“Not in the sense of being offended. But she said it had caused her much suffering. She begged me to consider myself free. She would remain faithful, and if, in time to come, I cared to write to her again—After all these years, I can’t speak of it without huskiness. It seemed to me that I had behaved more like a scoundrel than ever. I thought I had better kill myself, and even planned ways of doing it—I did indeed. But after all we decided that our engagement should continue.”

“Of course.”

“You think it natural? Well, the engagement has continued till this day. A month ago I was forty, so that we have waited for seventeen years.”

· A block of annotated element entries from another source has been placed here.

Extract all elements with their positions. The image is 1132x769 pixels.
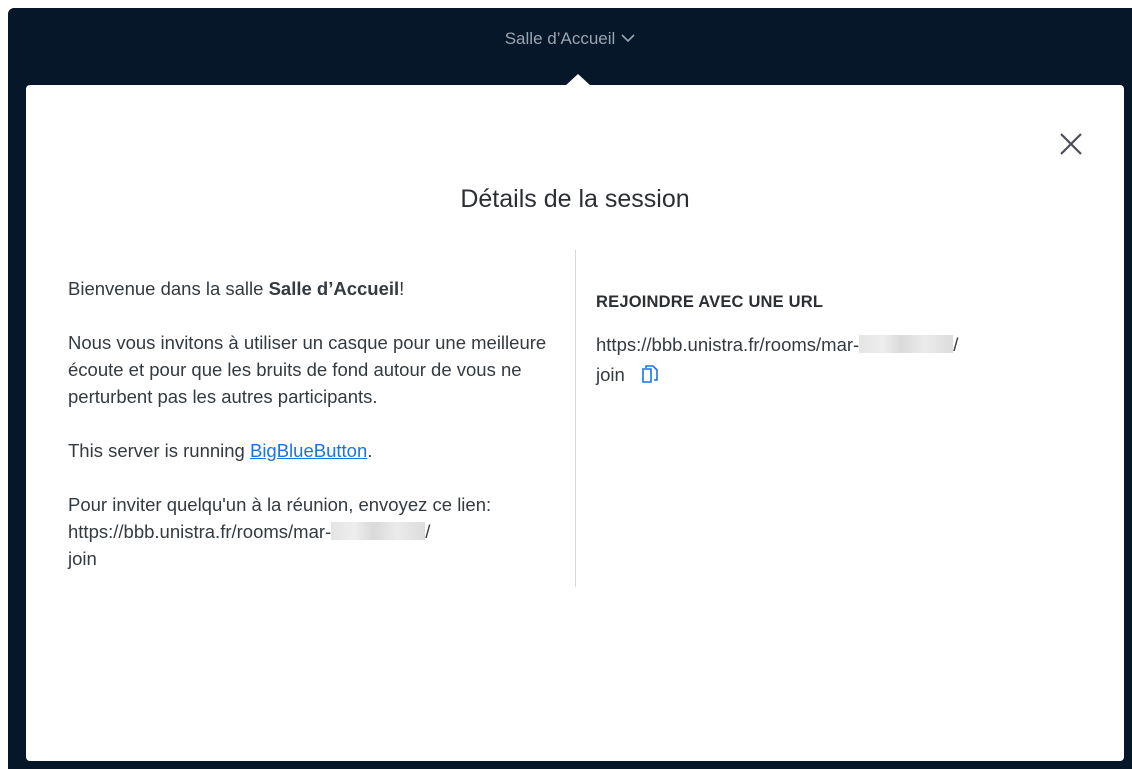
- welcome-room-name: Salle d’Accueil: [268, 278, 400, 299]
- invite-message: Pour inviter quelqu'un à la réunion, env…: [68, 491, 558, 572]
- join-url-section: REJOINDRE AVEC UNE URL https://bbb.unist…: [596, 293, 1076, 393]
- copy-icon[interactable]: [641, 363, 659, 393]
- welcome-message: Bienvenue dans la salle Salle d’Accueil!…: [68, 275, 558, 599]
- welcome-line: Bienvenue dans la salle Salle d’Accueil!: [68, 275, 558, 302]
- session-details-modal: Détails de la session Bienvenue dans la …: [26, 85, 1124, 761]
- welcome-suffix: !: [399, 278, 405, 299]
- join-url-start: https://bbb.unistra.fr/rooms/mar-: [596, 334, 860, 355]
- close-icon: [1060, 133, 1082, 155]
- invite-intro: Pour inviter quelqu'un à la réunion, env…: [68, 494, 492, 515]
- modal-title: Détails de la session: [460, 185, 690, 213]
- server-info-prefix: This server is running: [68, 440, 250, 461]
- redacted-blur: [331, 522, 426, 540]
- room-title: Salle d’Accueil: [504, 29, 616, 48]
- server-info-suffix: .: [367, 440, 373, 461]
- chevron-down-icon: [621, 27, 635, 49]
- join-url-end: /: [953, 334, 959, 355]
- screen: Salle d’Accueil Détails de la session Bi…: [0, 0, 1132, 769]
- join-url-last-line: join: [596, 364, 625, 385]
- close-button[interactable]: [1058, 131, 1084, 157]
- bigbluebutton-link[interactable]: BigBlueButton: [250, 440, 367, 461]
- invite-url-last-line: join: [68, 548, 97, 569]
- window-edge: [0, 0, 8, 769]
- headset-advice: Nous vous invitons à utiliser un casque …: [68, 332, 547, 407]
- invite-url-start: https://bbb.unistra.fr/rooms/mar-: [68, 521, 332, 542]
- invite-url-end: /: [425, 521, 431, 542]
- redacted-blur: [859, 335, 954, 353]
- column-divider: [575, 250, 576, 587]
- join-url-heading: REJOINDRE AVEC UNE URL: [596, 293, 824, 311]
- room-title-dropdown[interactable]: Salle d’Accueil: [8, 28, 1132, 51]
- welcome-prefix: Bienvenue dans la salle: [68, 278, 269, 299]
- server-info: This server is running BigBlueButton.: [68, 437, 558, 464]
- join-url: https://bbb.unistra.fr/rooms/mar- / join: [596, 330, 1076, 393]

Micklethwaite paused on a note of awe.

“Two of Fanny’s sisters are dead; they never married. The blind one Fanny has long supported, and she will come to live with us. Long, long ago we had both of us given up thought of marriage. I have never spoken to any one of the engagement; it was something too absurd, and also too sacred.”

The smile died from Everard’s face, and he sat in thought.

“Now, when are you going to marry?” cried Micklethwaite, with a revival of his cheerfulness.

“Probably never.”

“Then I think you will neglect a grave duty. Yes. It is the duty of every man, who has sufficient means, to maintain a wife. The life of unmarried women is a wretched one; every man who is able ought to save one of them from that fate.”

“I should like my cousin Mary and her female friends to hear you talk in that way. They would overwhelm you with scorn.”